Aymanam is a village in the Kottayam District of Kerala, India. It is about 4 km from the railway station in Kottayam along the road to Parippu, and 85 km from the Cochin International Airport. Aymanam is the setting for Arundhati Roy's 1997 novel The God of Small Things.

Demographics
 India census, Aimanam had a population of 34,985 with 17,268 males and 17,717 females.

Etymology
Ay means "five" in and Vanam means "forest" in Malayalam. Hence, Aymanam means "five forests", which, according to tradition, were Vattakkadu, Thuruthikkadu, Vallyakadu, Moolakkadu and Mekkadu. They survive today only as "snake groves", where fertility idols, in the form of snakes, were worshiped under the trees. Families depute Brahmin once a year for ritualistic offering.

Geography
Lake Vembanad lies to the west of the village, near Kumarakom, with the Meenachil River providing its water supply, which often floods from June to August due to regular monsoons. Consequently, two-thirds of the village are paddy fields.
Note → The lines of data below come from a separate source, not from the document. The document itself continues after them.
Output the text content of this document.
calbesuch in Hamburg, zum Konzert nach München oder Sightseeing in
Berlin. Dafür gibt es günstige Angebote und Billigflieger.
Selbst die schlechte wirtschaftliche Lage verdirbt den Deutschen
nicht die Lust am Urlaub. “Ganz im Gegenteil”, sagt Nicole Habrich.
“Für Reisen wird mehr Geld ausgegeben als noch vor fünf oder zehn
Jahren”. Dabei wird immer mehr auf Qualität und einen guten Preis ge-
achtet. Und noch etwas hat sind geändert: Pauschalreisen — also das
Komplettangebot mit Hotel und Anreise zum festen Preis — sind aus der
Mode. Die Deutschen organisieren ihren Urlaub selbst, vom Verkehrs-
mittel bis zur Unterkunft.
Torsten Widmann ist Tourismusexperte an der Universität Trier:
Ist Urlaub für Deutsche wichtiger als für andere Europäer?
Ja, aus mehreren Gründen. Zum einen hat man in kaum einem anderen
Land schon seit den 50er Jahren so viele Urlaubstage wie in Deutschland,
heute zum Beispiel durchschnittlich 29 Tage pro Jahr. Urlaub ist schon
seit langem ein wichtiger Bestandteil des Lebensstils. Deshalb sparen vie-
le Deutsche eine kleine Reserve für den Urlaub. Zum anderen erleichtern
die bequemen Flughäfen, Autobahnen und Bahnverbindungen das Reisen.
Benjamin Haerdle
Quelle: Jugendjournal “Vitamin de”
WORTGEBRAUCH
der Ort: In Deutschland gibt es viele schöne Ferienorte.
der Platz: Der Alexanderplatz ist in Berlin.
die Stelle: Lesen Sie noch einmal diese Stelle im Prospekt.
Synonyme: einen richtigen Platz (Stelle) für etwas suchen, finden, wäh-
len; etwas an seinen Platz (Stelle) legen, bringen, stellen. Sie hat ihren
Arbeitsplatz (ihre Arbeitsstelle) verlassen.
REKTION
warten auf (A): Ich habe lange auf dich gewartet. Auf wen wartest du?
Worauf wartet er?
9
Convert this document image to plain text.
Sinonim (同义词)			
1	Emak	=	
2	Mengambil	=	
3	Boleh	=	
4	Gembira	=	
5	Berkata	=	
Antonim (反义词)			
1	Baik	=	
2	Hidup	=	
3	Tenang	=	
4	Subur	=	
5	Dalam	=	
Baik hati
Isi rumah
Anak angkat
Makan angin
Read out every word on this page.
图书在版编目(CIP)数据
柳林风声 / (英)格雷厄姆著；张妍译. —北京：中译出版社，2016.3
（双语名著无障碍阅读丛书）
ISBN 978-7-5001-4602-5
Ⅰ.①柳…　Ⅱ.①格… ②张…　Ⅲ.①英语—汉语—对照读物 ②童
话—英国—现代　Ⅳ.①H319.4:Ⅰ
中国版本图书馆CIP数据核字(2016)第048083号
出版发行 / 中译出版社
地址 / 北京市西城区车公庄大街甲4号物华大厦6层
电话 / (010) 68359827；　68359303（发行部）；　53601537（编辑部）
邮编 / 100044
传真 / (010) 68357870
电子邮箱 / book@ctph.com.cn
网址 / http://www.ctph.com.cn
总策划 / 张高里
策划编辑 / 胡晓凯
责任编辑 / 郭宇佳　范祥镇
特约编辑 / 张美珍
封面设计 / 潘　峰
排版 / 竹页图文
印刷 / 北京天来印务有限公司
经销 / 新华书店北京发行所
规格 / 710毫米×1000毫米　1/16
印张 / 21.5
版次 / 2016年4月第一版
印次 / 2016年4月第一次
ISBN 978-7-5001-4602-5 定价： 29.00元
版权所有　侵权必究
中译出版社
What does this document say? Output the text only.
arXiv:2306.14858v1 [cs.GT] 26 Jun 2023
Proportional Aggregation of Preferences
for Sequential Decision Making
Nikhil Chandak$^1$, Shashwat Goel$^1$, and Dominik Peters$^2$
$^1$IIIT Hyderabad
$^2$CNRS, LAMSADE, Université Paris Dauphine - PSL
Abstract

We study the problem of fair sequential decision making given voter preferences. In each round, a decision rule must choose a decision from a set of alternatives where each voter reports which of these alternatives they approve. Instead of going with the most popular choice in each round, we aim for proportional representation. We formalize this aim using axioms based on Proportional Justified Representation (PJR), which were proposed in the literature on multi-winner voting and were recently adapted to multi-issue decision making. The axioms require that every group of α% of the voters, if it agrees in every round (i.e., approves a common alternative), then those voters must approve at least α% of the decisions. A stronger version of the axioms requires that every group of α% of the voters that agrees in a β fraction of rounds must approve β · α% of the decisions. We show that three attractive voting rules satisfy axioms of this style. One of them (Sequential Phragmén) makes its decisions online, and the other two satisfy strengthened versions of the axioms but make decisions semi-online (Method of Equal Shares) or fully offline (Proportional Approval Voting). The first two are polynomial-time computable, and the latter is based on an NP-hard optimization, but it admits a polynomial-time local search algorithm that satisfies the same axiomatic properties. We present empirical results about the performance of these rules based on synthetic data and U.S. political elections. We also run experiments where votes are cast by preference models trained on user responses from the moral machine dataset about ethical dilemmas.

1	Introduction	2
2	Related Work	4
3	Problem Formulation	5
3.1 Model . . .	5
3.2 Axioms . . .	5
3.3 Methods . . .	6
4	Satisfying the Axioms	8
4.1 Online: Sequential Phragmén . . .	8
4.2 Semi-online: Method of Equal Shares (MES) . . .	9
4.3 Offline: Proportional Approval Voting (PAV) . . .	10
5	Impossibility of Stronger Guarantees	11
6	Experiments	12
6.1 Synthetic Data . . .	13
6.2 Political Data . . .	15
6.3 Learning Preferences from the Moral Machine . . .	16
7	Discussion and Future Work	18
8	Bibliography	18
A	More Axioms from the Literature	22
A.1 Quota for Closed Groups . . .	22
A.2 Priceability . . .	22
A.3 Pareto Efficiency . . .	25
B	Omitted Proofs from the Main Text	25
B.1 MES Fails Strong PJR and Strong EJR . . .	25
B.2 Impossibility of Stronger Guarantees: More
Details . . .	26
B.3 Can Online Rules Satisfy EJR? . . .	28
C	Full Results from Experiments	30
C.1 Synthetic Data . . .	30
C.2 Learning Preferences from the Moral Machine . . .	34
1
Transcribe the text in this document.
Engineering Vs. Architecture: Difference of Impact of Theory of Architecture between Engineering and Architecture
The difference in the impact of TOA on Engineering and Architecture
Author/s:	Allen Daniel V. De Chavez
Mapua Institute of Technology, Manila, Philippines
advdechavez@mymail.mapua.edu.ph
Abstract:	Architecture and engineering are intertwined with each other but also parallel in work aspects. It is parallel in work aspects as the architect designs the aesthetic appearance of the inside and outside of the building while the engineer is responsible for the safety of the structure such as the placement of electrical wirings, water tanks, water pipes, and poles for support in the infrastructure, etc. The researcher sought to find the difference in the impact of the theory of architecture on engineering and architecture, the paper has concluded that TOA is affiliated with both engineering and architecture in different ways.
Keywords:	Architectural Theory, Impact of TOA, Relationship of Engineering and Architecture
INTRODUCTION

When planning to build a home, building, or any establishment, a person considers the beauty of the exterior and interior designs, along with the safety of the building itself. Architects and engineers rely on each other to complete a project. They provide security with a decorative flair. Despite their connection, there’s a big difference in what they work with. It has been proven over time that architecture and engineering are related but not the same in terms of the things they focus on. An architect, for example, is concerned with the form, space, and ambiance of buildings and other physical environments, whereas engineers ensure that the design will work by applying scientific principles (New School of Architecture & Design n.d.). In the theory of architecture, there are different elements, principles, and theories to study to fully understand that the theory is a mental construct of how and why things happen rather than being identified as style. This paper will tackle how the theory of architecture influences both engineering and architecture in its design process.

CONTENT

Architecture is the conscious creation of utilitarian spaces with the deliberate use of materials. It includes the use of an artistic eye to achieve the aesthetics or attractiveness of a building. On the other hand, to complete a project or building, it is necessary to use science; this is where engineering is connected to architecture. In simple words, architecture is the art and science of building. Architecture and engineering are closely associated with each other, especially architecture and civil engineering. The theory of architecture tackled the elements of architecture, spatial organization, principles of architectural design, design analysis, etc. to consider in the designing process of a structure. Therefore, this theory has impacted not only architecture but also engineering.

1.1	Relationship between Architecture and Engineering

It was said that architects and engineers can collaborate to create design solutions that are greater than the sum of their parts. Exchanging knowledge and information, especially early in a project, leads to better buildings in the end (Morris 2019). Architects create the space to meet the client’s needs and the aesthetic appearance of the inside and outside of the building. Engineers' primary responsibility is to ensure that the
The borders of the village are mostly delineated by rivers or canals, and include the villages of Arpookara, Kumara Nallooru, Thiruvarpu and Kumarakom, and the municipality of Kottayam.

Notable residents 
 Arundhati Roy - writer
 Aymanam John - writer
 N.N. Pillai - Drama and cinema artist.
 Vijayaraghavan (actor) - Malayalam movie actor.
 Mary Poonen Lukose - Surgeon General of India and state legislator of Travancore.